After being named to In Vivo’s 2021 list of Rising Leaders, William Masters, a reporter for Scrip/Informa, interviewed Dr. Nazli Azimi. An excerpt of their conversation is below:
Azimi knew from a young age that she wanted to be a scientist – not a doctor– even though she did not know what that meant at the time, she told In Vivo. Growing up in revolutionary Iran, and with no other family member in healthcare, she recalled her parents’ confusion at what she described as her, “Innate desire to gravitate towards science.”

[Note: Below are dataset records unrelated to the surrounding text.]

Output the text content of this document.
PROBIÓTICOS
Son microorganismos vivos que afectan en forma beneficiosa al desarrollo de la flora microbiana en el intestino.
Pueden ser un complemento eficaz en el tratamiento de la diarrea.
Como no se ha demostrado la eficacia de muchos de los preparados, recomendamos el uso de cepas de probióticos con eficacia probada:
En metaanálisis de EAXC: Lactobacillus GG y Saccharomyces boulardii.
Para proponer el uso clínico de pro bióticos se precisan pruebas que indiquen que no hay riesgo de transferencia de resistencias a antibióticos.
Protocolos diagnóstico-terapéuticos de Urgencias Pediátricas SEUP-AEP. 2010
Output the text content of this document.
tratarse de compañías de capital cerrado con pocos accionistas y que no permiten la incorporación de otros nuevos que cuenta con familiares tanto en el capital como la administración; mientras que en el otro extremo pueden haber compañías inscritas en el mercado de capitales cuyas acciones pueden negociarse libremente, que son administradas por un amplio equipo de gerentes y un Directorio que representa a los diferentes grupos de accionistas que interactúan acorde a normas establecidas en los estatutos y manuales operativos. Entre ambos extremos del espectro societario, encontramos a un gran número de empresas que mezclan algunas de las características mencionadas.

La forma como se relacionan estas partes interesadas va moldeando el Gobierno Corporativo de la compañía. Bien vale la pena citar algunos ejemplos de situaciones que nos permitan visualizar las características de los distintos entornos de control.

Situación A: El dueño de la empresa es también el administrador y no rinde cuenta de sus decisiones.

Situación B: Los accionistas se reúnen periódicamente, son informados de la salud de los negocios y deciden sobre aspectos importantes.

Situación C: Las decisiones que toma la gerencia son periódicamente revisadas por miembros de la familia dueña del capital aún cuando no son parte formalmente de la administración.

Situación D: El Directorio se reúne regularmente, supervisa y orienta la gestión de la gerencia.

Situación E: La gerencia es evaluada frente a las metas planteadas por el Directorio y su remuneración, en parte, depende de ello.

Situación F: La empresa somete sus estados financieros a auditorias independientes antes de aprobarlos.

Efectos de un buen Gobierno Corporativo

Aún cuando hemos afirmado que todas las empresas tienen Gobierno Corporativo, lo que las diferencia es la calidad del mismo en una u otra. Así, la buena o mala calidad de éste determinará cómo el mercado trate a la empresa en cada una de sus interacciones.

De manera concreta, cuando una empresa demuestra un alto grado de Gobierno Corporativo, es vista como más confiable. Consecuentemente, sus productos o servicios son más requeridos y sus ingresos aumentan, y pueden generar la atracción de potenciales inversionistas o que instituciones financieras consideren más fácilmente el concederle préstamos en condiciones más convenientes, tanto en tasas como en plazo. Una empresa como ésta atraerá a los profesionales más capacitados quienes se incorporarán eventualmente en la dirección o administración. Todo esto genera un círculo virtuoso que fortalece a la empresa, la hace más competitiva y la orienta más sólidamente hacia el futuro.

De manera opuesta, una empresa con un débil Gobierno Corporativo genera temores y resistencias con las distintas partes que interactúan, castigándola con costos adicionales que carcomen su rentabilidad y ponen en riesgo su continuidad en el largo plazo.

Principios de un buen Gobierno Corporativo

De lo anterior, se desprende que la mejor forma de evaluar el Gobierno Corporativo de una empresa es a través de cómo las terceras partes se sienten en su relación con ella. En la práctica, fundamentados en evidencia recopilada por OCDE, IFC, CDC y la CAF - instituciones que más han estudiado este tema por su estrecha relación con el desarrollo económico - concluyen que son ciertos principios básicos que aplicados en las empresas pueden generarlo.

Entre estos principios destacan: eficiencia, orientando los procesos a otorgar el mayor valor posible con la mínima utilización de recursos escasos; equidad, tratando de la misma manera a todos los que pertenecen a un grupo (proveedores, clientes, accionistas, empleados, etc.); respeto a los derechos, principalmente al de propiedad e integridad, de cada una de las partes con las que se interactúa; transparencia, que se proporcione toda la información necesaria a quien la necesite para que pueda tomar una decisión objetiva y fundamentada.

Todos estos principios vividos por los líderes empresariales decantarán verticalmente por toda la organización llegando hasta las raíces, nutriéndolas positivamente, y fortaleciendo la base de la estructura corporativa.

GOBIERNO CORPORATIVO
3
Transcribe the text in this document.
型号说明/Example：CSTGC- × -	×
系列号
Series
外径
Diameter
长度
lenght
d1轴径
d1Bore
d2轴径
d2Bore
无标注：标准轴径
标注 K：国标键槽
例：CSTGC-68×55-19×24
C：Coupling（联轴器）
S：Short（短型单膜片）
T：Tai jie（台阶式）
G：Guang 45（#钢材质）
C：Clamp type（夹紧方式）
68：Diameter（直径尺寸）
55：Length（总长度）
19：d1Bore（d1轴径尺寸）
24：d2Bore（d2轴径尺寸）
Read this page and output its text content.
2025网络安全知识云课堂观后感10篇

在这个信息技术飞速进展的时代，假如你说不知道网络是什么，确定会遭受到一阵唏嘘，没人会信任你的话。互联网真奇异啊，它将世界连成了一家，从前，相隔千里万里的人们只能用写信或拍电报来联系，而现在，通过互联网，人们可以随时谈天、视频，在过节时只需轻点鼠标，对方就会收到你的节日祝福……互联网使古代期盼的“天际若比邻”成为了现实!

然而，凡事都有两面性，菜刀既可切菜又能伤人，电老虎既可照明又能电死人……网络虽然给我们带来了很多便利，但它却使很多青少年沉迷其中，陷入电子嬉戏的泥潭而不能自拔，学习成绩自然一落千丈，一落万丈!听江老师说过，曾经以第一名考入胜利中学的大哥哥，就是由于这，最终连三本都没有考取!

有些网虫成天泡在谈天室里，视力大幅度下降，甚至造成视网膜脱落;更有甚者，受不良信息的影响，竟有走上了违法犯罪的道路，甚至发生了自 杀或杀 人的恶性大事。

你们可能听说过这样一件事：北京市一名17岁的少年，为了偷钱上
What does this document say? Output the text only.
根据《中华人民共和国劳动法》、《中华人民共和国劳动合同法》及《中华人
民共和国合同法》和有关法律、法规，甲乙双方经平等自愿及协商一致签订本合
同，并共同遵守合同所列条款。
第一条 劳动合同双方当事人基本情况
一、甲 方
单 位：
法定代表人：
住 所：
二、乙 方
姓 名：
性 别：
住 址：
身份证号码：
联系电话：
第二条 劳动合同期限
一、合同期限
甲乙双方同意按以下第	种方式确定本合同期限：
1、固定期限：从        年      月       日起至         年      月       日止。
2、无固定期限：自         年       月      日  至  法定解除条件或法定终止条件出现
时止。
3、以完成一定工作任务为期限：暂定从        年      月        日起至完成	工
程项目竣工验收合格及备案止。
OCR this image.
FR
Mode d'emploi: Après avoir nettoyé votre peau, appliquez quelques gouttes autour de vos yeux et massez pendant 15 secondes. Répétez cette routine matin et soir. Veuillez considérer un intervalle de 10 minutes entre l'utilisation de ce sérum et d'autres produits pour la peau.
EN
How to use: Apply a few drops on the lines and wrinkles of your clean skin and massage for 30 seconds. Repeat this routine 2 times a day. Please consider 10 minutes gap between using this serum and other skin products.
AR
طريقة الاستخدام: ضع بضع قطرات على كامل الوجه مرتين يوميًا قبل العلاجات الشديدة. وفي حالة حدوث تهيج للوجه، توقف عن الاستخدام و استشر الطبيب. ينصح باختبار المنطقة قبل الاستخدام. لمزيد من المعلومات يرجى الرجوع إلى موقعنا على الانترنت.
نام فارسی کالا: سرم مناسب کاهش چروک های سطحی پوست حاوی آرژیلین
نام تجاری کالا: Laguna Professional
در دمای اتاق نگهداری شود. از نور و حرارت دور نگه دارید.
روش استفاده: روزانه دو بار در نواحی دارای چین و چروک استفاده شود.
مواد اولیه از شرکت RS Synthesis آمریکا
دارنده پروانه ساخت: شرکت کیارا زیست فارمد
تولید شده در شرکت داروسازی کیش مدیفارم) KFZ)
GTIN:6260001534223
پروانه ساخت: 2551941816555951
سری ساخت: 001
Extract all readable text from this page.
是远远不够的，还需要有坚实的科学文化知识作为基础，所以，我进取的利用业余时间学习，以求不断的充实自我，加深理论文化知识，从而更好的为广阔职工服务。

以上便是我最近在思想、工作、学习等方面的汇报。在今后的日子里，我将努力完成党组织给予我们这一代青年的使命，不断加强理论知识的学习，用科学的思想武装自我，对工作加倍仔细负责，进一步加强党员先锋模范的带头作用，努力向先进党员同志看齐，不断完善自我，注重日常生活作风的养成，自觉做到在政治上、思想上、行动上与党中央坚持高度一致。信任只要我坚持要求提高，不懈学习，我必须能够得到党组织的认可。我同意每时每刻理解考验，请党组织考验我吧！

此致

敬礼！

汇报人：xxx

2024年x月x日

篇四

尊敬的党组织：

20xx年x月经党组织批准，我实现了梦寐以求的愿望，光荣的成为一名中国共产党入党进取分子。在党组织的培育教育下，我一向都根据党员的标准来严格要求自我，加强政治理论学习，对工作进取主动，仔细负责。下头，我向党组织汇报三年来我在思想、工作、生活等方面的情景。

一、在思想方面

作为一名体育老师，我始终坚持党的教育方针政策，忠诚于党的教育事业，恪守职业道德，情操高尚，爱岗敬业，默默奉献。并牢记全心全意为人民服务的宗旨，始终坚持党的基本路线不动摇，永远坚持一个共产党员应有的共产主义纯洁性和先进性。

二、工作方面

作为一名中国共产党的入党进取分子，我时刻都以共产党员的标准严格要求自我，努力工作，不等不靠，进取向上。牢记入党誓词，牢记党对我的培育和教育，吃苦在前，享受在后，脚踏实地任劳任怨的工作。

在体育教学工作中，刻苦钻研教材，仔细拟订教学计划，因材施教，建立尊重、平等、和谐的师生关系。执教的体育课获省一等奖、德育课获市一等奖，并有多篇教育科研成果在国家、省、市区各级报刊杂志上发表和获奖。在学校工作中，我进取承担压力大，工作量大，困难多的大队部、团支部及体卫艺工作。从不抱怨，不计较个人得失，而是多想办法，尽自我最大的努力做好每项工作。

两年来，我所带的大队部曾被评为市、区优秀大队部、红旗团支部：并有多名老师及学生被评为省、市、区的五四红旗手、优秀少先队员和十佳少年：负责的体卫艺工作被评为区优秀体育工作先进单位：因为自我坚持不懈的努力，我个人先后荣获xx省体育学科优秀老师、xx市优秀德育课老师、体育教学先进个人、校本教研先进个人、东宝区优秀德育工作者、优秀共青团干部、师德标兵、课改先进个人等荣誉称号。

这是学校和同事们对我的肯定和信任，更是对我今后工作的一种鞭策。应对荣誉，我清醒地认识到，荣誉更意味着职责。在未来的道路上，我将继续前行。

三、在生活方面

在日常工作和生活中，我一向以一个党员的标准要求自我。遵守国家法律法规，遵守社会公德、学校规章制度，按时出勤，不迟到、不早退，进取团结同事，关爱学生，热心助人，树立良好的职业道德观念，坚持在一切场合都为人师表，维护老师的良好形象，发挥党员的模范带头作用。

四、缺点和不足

“I just loved the intellectual exercise of it so much,” said Azimi. “I wanted to solve these puzzles … only later I figured out that one can make a career out of it.” She finished high school in Iran and completed her Doctor of Pharmacy at the University of Tehran. Azimi did not see a future for herself in the country. As would become a theme in her career, “It was the love of science that drew me to emigrate to the United States,” she said.
Despite the challenges of emigrating halfway across the world, “especially with my background and experiences, the trauma of coming out of a revolutionary environment and into the United States – this [problem solving desire] was an eye opening to me, I couldn’t get enough of it. I just loved it like a fish in water,” she said.
Initially, when Azimi moved to Fred Hutchinson Cancer Research Centre as a research scientist and assistant professor she thought, “I achieved my goal, I achieved my dream” of becoming a published scientist and working “somewhere as prestigious as Fred Hutchinson.”
This feeling did not last long. “It was the biggest shock of my life,” she said, realizing that “this is not enough for me.” The main reasons were lingering questions from her research, believing that “there have got to be better ways of making drugs to target cytokines.” Once again Azimi’s intellectual curiosity prompted her to “take the biggest decision of my professional life, to say goodbye to that fantastic job and environment and pursue this intellectual curiosity.” Asking herself, “Can I make better drugs in a way that nobody has done before?”